Salve o leão

O que se pode acrescentar ao mundo psicológico do homem culto? Os saberes que temos não estão de todo ultrapassados. Nossos sábios ainda têm muito valor. São tantos livros produzidos que não há quem os possa absorver. Alguns são irrelevantes, outros desnecessários, já outros são obrigatórios.

O papel de um escritor, a meu ver, deve ser não apenas distrair ou confundir o leitor. E quais são os livros que distraem? São aqueles que o leitor não compreende. E os que confundem? São aqueles que o leitor não tem intelecto suficiente para tirar o proveito correto, como os dos grandes pensadores. Os pensamentos dos sábios do passado não podem ser aceitos por uma humanidade que a cada dia perde sua referência moral. Não há prazer em adquirir conhecimento para aqueles que não têm capacidade para aplicá-lo na vida prática. Por isso, os poucos que dizem gostar de boa leitura lêem livros santos ou místicos, no máximo os de auto-ajuda.
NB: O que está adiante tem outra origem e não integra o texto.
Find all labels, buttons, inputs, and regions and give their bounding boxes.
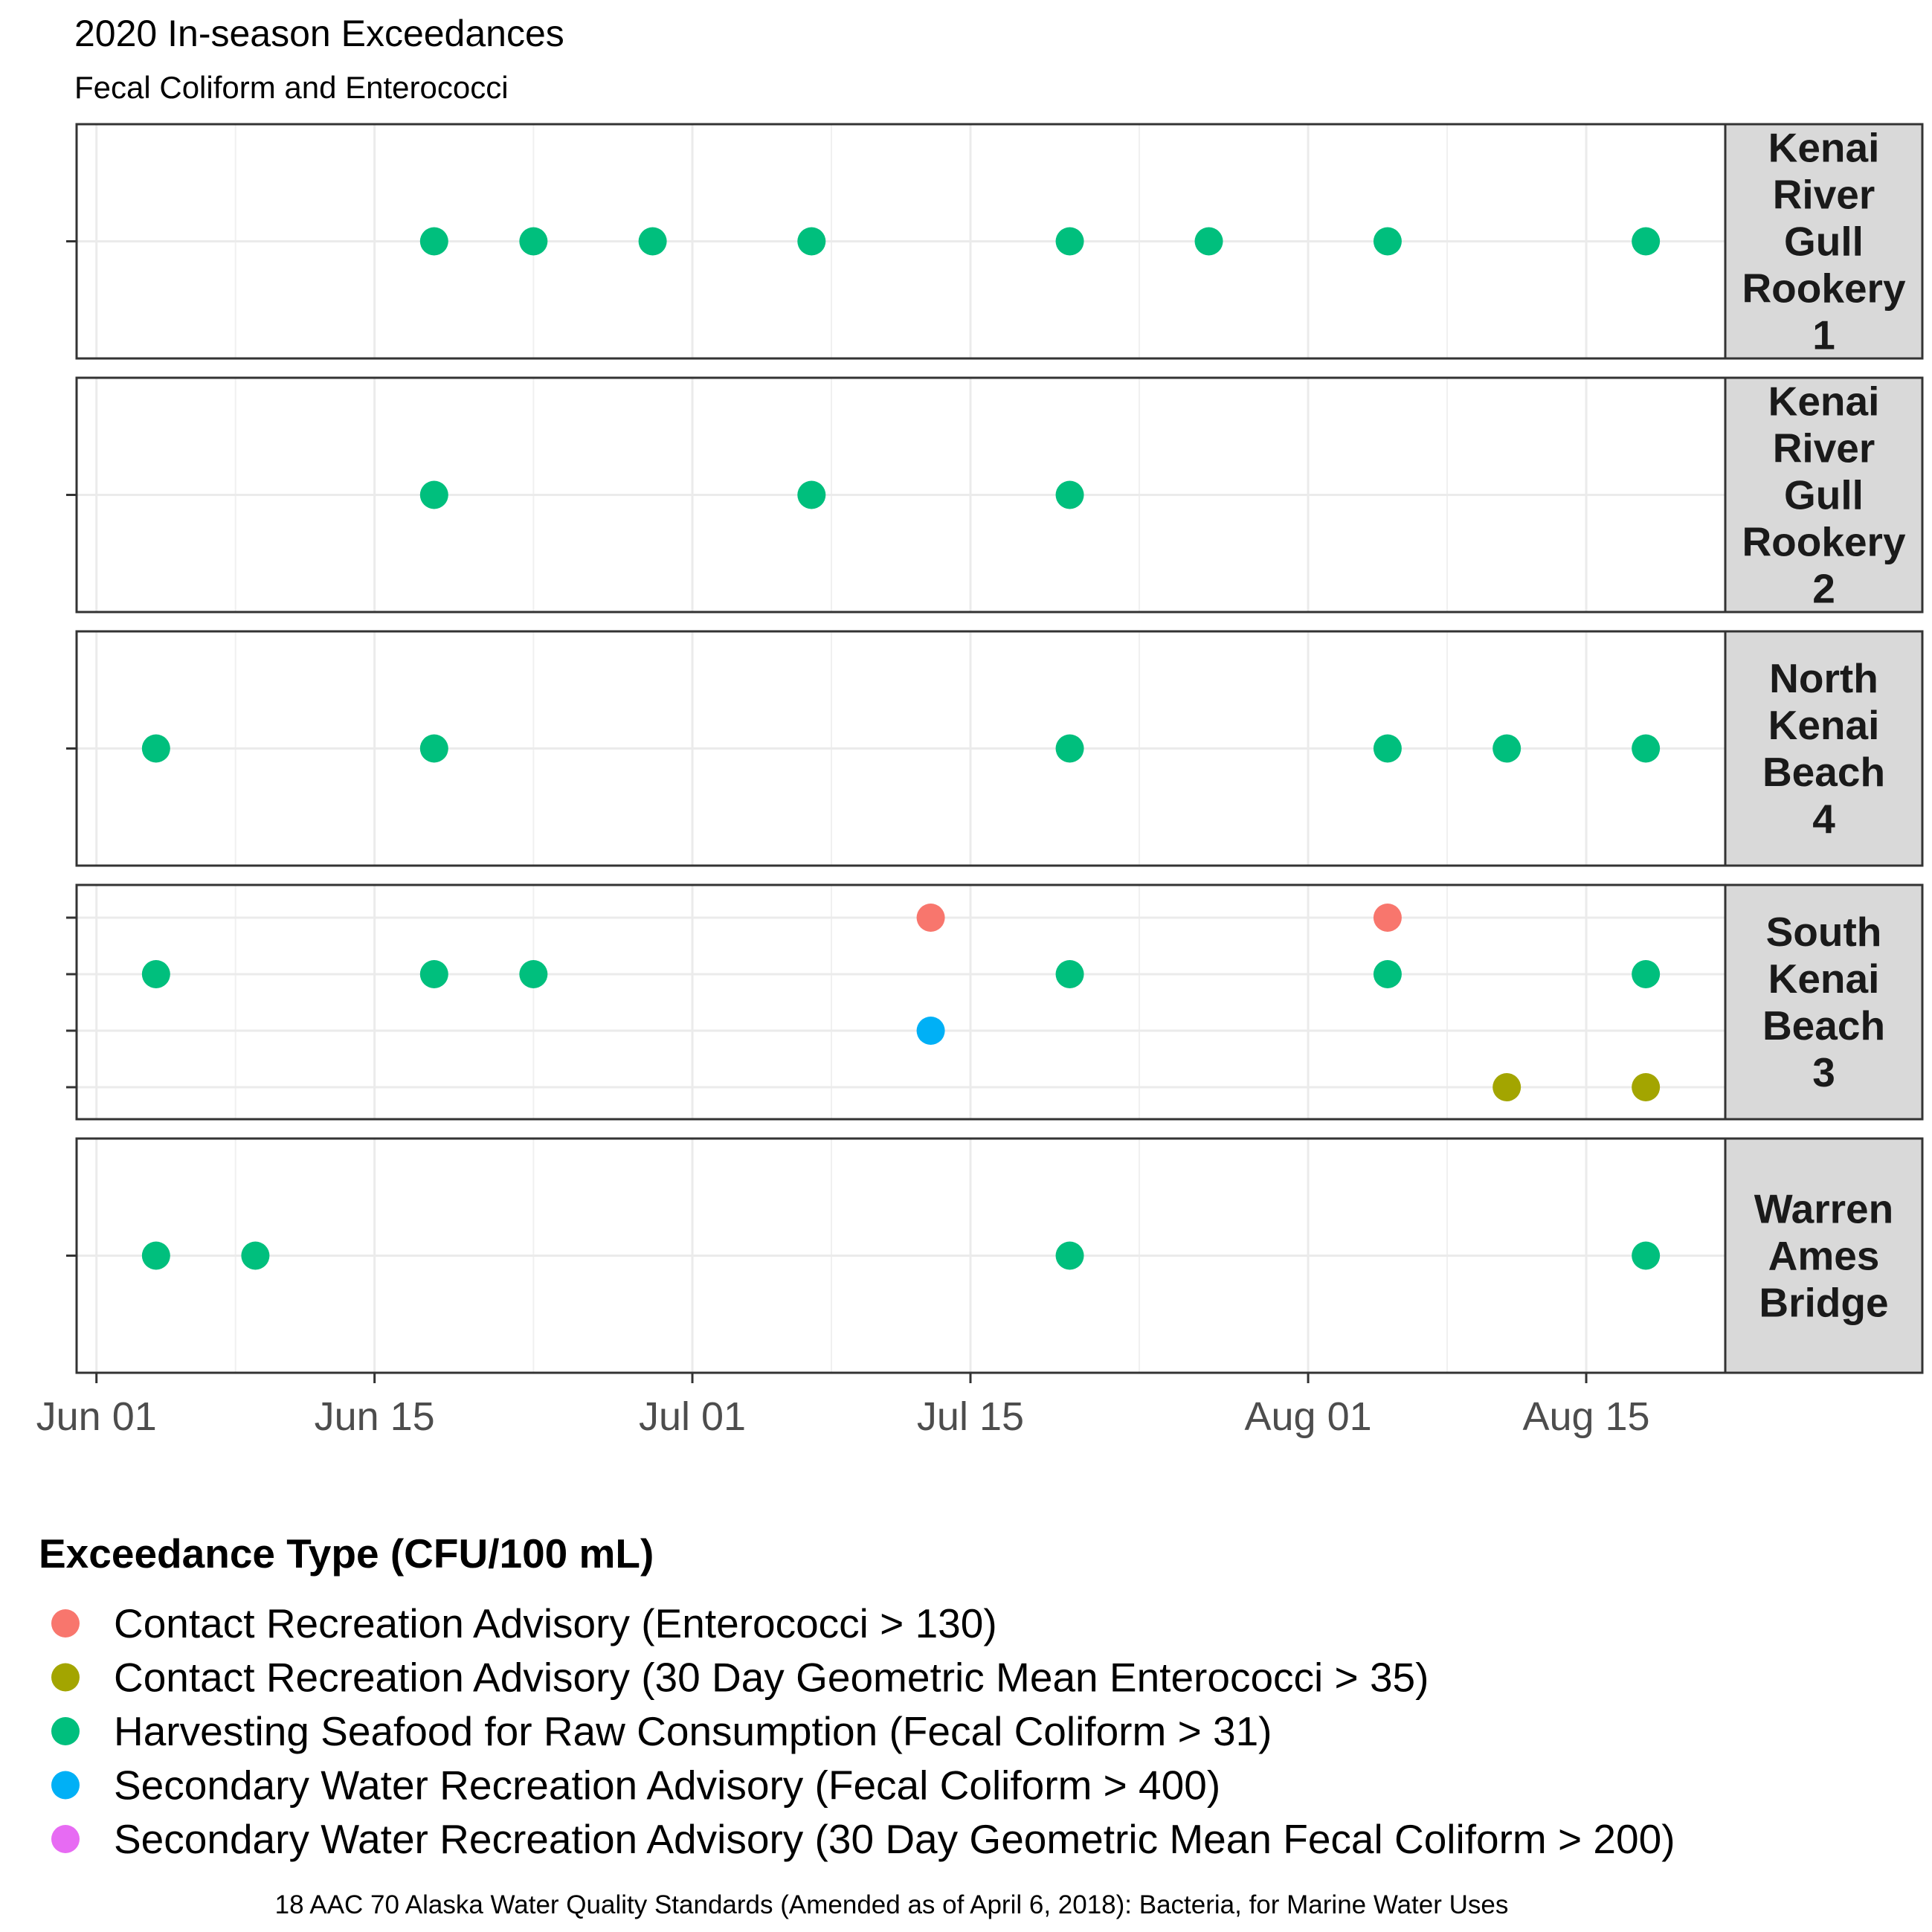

O homem está no cadafalso e o que lhe resta de inteligência foi condenada à morte lenta. O que deve ser feito para resgatar os homens do abismo da ignorância e da automutilação? Tudo já foi dito: buscai o autoconhecimento para auto-aceitação. Todavia, a pouco, digo há dois mil anos, os homens tentavam descobrir o que sabiam e o que pensavam seus vizinhos de outro continente. Hoje, porém, não há mais esta curiosidade social natural dos primatas. Agora queremos apenas consumir e usufruir os prazeres dos nossos irmãos de terras longínquas (globalização). Perdemos o interesse até pelo que se tinha outrora, como o céu, por exemplo (religião). Os mitos não nos causam mais perplexidade nem reverência. Estão todos mortos e os ídolos não nos influenciam mais. Descobrimos até o que não há em outros planetas. Sabemos o enigma do DNA. Somos capazes de produzir a vida em laboratórios, mas optamos por produzir a morte em tolas guerras. Temos agora um interesse além do incomum pela tragédia, a comédia dos nossos co-autores perdeu a graça. Mesmo hoje, depois de tanto estudo e evolução científica, nos embriagamos com orgias naturais como faziam os governantes romanos há dois milênios. Só as trocamos pelo carnaval.

Os poderosos não buscam a poesia ou a filosofia como fazia Marco Aurélio e outros sábios gregos. O poder não tem poder para se autogovernar. Os grandes homens querem a melancolia do fim da tragédia, o caos para terem do que se lamentar no futuro.

O homem é um animal inconformado com seu instinto, por isso persiste na crença de que possui a caixa de pandora, um poder mágico para criar e destruir com a mesma intensidade, com máxima inteligência. Todavia o instinto natural só pode destruir.

Se fores humano, prove-me o contrário. Digo, não com discurso, precisamos de ação. Salvemos o leão que habita dentro do homem, já que o homem dentro do leão já foi subjugado. Salve, portanto, a natureza. Quem sabe ela no futuro não produzirá um ser melhor, mais racional que humano.